Meg Stalter stars as Cora, a struggling musician who lives in LA and is in an open relationship with her longtime girlfriend who is still at their old home in Portland. After losing management and having a particularly fraught one-night stand, Cora decides to fly to Portland to surprise her girlfriend — only to discover her girlfriend has started to seriously date someone new.
Whether in her own comedy or on Hacks, Meg Stalter has proven herself to be one of the funniest comics working today. It’s her performance here that almost allows the movie to work when it’s at its broadest and most confused. But it’s frustrating that the script reaches for conflict with her girlfriend Justine (Jojo T. Gibbs) and Justine’s girlfriend Riley (Ayden Mayeri) instead of finding drama and comedy in more grounded complications.

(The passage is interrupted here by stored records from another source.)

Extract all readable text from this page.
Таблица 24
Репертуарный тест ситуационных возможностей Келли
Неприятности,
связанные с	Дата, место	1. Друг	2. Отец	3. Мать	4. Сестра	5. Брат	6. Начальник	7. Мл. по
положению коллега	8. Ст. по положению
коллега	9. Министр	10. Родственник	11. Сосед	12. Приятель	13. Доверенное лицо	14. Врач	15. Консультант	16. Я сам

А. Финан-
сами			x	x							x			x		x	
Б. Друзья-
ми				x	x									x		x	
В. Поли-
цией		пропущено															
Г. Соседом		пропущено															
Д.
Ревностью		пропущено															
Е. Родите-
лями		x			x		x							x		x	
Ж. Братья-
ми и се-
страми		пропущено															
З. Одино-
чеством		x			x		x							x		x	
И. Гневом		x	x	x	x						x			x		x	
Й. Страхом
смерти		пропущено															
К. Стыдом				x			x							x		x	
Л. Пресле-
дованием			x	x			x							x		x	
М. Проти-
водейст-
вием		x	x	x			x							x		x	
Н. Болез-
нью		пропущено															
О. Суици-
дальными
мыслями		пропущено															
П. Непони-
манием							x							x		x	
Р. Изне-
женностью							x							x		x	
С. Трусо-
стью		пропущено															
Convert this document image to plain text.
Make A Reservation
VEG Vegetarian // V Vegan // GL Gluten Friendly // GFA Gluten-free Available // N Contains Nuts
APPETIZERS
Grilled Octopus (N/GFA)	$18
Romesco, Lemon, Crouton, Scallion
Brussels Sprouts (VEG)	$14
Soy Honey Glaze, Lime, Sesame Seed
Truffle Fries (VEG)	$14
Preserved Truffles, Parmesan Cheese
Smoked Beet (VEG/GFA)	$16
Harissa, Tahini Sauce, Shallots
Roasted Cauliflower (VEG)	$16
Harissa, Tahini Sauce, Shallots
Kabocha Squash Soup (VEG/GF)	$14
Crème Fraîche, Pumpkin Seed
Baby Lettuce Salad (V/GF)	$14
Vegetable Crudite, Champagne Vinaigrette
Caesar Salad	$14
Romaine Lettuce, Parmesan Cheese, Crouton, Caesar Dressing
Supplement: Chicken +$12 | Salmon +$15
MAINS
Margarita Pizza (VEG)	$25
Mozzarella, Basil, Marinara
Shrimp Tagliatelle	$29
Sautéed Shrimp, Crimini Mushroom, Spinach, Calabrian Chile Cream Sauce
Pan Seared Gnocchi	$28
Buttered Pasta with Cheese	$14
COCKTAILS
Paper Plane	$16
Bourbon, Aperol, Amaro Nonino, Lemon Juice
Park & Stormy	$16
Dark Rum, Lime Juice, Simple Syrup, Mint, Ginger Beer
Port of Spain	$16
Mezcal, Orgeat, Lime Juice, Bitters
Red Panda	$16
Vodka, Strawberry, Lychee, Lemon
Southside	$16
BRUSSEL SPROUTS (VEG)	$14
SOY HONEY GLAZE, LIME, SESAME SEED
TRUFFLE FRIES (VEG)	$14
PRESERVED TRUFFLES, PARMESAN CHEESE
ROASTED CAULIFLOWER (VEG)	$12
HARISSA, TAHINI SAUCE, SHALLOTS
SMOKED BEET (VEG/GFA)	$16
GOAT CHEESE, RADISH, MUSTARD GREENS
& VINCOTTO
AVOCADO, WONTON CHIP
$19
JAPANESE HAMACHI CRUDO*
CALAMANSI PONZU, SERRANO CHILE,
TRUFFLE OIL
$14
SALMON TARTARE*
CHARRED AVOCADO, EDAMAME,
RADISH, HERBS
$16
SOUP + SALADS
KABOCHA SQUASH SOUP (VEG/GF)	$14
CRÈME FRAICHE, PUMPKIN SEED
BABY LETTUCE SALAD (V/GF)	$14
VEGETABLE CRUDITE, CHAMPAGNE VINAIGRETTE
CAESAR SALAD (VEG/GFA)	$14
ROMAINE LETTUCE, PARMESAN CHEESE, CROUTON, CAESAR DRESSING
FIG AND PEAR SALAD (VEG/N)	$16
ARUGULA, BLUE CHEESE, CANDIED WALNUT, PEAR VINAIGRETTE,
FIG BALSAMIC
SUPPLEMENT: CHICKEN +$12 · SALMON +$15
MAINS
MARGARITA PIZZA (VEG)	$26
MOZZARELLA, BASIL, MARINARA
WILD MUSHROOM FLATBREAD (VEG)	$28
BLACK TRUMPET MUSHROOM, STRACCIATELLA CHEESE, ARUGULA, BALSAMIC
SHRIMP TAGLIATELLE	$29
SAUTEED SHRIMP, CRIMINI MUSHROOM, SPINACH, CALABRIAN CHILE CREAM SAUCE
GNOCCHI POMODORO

While it’s certainly possible these long distance queers were terrible at communication, the weight of Justine fully living with someone new is absent. There are continued heightenings of circumstance without heightenings of consequence. And the absence of either realism or committed farce hollows out the humor.
It’s not that big choices can’t work within dramedy. In fact, one of the film’s best sequences is also one of its silliest. Cora ends up hanging out with a polycule — that includes Margaret Cho! — and this crew of anti-label queers feel out of a Portlandia sketch. It works because even the broad jokes are born out of Cora’s character and her contrast with these new people. When she mentions that she hasn’t performed music with anyone in years, there’s a real poignancy to these overeager queerdos joining in on her song.
This sequence marks a shift that’s followed by the inevitable reveal of what’s been going on in Cora’s life, why she’s no longer in a band, and why she’s so messed up. While technically a spoiler, it’s telegraphed throughout that she’s grieving. When Stalter gets the chance to actually talk about this explicitly, she reveals her dramatic talents equal her comedy.
Manny Jacinto plays Tom, a man who keeps running into Cora throughout her misadventures. Once again, it’s not realism that works, but consistent character development. Tom’s presence has the mechanics of a romcom and yet his sweetness and interest in Cora is justified due to Jacinto’s performance and just enough context.
Other than its cast, the music by Miya Folick is the film’s greatest strength. Even when Cora is floundering, we believe she was once in a successful band, because the songwriting is good. When we hear the songs with a bit more polish — or even just the accompaniment of a polycule — we feel the depth of Cora’s loss. She didn’t just lose her friends; she lost her art.
I love an indie about a messy bisexual. Throw in good songs and a lovely third act, and I can forgive some imperfections. Like its protagonist, Cora Bora is at first off-putting, but in the end it proves lovable.
Cora Bora is now playing in select theatres.